Friday, May 21, 2004

Ada Apa dengan Nama?

Ada Apa dengan Nama?

I have a surprising free weekend ahead of me in Bangkok. It'll be a good opportunity for me to learn more about the city and its people. l'm also planning to shift to a more conveniently located serviced apartment tomorrow.

I'm told that the weather is rather hot these days in KL. So maybe I'm glad that I'm not going home so soon. Unfortunately it's the rainy season over here in Bangkok. And that makes the traffic worse. Hopefully the rain won't ruin my activities this weekend--not that I have anything planned yet for the next two days. Bought a copy of the popular GroovyMap for Bangkok yesterday. I'll study it thoroughly to see what interesting things I could do.

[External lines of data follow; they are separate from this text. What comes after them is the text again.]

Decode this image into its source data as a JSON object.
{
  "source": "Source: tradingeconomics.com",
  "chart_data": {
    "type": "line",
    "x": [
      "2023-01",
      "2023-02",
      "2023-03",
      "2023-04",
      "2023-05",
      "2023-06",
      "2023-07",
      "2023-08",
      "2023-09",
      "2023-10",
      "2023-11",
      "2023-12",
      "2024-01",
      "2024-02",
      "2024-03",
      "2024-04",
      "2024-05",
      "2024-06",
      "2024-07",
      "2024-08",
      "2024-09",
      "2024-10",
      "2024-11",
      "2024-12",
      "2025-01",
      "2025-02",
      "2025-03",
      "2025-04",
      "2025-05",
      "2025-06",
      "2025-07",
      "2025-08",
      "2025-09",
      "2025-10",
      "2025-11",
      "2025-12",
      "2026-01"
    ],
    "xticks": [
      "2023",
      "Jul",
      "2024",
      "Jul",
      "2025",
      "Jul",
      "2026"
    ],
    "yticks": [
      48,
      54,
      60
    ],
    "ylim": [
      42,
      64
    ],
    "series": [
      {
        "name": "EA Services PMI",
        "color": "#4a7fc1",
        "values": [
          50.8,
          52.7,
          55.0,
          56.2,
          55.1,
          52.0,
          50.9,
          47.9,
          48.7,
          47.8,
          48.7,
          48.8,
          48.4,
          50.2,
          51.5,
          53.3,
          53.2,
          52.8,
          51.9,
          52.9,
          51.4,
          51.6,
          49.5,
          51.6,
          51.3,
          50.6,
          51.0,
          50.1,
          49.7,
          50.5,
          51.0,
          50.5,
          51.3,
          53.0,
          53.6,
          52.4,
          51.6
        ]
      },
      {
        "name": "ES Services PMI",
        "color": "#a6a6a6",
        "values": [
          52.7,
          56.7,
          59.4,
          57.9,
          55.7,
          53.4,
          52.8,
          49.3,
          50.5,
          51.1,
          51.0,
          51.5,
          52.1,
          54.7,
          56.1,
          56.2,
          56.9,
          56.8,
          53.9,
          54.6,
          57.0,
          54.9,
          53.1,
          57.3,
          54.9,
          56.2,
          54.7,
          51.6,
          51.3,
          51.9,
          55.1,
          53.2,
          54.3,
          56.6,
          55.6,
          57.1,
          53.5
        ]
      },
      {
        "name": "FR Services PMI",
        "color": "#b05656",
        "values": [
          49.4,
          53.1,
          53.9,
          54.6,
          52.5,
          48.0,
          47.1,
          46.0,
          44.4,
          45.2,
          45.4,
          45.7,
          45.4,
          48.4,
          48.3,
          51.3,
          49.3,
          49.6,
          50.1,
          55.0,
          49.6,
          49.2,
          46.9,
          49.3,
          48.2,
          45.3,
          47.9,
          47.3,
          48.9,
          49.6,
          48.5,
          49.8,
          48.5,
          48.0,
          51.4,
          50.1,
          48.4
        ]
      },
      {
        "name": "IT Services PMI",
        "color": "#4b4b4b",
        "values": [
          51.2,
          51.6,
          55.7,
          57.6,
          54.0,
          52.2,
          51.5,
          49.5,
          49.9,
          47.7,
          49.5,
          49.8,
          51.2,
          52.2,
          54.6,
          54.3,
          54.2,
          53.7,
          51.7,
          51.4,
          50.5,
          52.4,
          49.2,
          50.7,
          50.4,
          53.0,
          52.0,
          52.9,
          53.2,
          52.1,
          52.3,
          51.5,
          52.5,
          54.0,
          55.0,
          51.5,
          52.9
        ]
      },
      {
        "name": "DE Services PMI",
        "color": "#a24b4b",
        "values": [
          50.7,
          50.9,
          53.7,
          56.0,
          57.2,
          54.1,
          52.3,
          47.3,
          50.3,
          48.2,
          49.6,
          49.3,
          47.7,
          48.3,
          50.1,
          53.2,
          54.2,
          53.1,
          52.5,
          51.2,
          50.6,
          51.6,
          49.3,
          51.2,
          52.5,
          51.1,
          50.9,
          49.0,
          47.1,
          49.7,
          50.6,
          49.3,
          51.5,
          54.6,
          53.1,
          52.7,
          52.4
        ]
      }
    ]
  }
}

It is interesting to find some Thai executives using a single initial as their name when they introduce themselves, simply because their names are so difficult for foreigners to catch, let alone pronounce. "Hi, I'm A., the account manager". Makes me want to introduce myself as "K., the engineer" Gives a very Kafkaesque feel to the whole thing.

In Indonesia, I've met many people by the name of Henny, Benny, Lenny and Yenny but never "Kenny". Those who speak English would of course know that it is a pretty common name, but somehow the working class people there often find my name "lucu". And they always like to spell it "Keni", which makes it even more lucu.

I find some of the Indonesians name lucu too--for example "Puput" (pronounced "poo-poot") and "Iis" ("ee-ease"). I've also met a guy by the name of "Nunuk". Great care has to be taken in pronouncing this particular name correctly. The proper pronunciation is "nooo-noook"--with extra emphasis on the "u" sound. Indonesians will know that it will be quite embarassing indeed if someone unknowingly makes the "u" sound a bit like "o"!